I really want to stop using Google maps but the issue I have with every other option is that I can never just search for the place I want to go to. 99% of the time, the place I am going to is a business, searching "<shop name> <city name>" on anything other than Google maps either gives me nothing (OsmAnd in this category) or might give me some the shops of that chain but in a random order and intermixed with towns a hundred miles away which have the same name. More generic queries like "petrol station" are even worse. The best solution I have come up with is to use Google maps to find the actual address and then copy that into the other app but at that point I might as well just use Google maps.

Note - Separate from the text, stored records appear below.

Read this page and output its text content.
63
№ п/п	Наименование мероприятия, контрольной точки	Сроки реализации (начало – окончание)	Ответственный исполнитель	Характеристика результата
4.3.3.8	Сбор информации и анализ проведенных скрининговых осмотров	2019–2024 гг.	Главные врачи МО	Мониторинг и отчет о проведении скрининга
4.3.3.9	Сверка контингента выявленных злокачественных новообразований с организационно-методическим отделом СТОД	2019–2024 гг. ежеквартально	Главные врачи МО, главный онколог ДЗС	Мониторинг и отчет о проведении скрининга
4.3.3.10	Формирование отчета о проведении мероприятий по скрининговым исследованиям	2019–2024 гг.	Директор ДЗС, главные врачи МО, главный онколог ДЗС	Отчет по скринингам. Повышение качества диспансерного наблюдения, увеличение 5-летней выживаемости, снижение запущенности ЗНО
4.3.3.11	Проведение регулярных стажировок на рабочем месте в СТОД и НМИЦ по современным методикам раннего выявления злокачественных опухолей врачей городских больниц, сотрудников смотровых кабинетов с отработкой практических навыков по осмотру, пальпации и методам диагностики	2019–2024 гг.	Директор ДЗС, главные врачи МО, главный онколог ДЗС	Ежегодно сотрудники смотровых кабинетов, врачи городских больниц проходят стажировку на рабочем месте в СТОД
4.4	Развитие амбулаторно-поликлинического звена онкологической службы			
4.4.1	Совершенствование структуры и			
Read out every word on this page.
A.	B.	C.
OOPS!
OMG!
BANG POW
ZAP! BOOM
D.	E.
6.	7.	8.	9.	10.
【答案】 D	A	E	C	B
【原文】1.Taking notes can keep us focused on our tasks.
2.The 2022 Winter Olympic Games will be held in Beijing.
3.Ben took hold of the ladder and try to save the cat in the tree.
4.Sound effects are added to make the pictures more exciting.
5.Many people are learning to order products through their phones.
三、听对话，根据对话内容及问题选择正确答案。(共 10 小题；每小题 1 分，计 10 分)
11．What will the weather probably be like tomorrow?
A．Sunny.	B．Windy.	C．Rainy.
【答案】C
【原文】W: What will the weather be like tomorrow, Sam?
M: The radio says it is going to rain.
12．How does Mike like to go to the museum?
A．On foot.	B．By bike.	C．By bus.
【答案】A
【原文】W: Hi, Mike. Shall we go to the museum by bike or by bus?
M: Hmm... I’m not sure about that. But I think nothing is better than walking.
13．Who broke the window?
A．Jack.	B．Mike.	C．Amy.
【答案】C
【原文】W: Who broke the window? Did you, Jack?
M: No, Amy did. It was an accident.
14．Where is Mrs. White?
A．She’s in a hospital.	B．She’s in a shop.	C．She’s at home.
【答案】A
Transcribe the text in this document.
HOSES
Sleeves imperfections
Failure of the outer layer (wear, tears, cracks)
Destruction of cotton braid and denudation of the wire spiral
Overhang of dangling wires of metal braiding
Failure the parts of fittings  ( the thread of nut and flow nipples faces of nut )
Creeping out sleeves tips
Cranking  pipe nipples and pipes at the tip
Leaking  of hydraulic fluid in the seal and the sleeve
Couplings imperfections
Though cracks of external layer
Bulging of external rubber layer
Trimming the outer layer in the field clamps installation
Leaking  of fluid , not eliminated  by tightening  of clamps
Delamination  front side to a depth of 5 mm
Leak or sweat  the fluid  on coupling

Anyone have any solutions to this?
Same issue, OsmAnd is great, but unless geocoding services like Nominatim get as good as Google Maps's search, I cannot use it unless I know the precise location of where I'm going.
I'm stubborn enough to use Google Maps in my web browser (signed out) and then copy/paste the actual destination address into the app for turn-by-turn directions (e.g. CoMaps, OsmAnd). It's inconvenient, but it's also one less Google app on my phone.
The Google Maps moat has always been its breadth of accurate, current business information. It is unfortunately the Yellow Pages of the Internet era.
I don't have solutions but I have similar experiences about this. It's probably a difficult problem since there are so many different queries and differences in the geospatial data.
Sadly, often shop data is simply missing in OpenStreetMap.
(I have an ongoing project attempting to make slightly easier to detect and add missing ones but it will be just tiny step forward, not solution)
The situation with retail chains is improving thanks to projects such as https://alltheplaces.xyz/ (disclaimer: I'm a contributor) and efforts of some OSM contributors to focus their contributions towards comparing OSM and ATP features to add missing shops, remove closed shops, update opening hours, etc. For one such example, see https://matkoniecz.codeberg.page/improving_openstreetmap_usi... for a tool (created by https://news.ycombinator.com/user?id=matkoniecz) which is used to match and compare OSM and ATP features.
This work has been slow to take off though as the OSM community has traditionally been stuck on time wasting debates about whether opening hours displayed on the wall of a shop are copyrighted (just the raw data, not a photo of their presentation), and debating the merits and pitfalls of armchair mapping vs. on-the-ground mapping. At least these historical roadblocks seem to now be mostly resolved.
For OsmAnd, you might be able to use the OBF import feature (see https://www.osmand.net/docs/user/personal/import-export/) to add the raw ATP dataset, or potentially other open data such as Overture Maps if that is more to your liking. Data is mostly sourced direct from brand websites, APIs, etc (as if you were using a storefinder map on their website).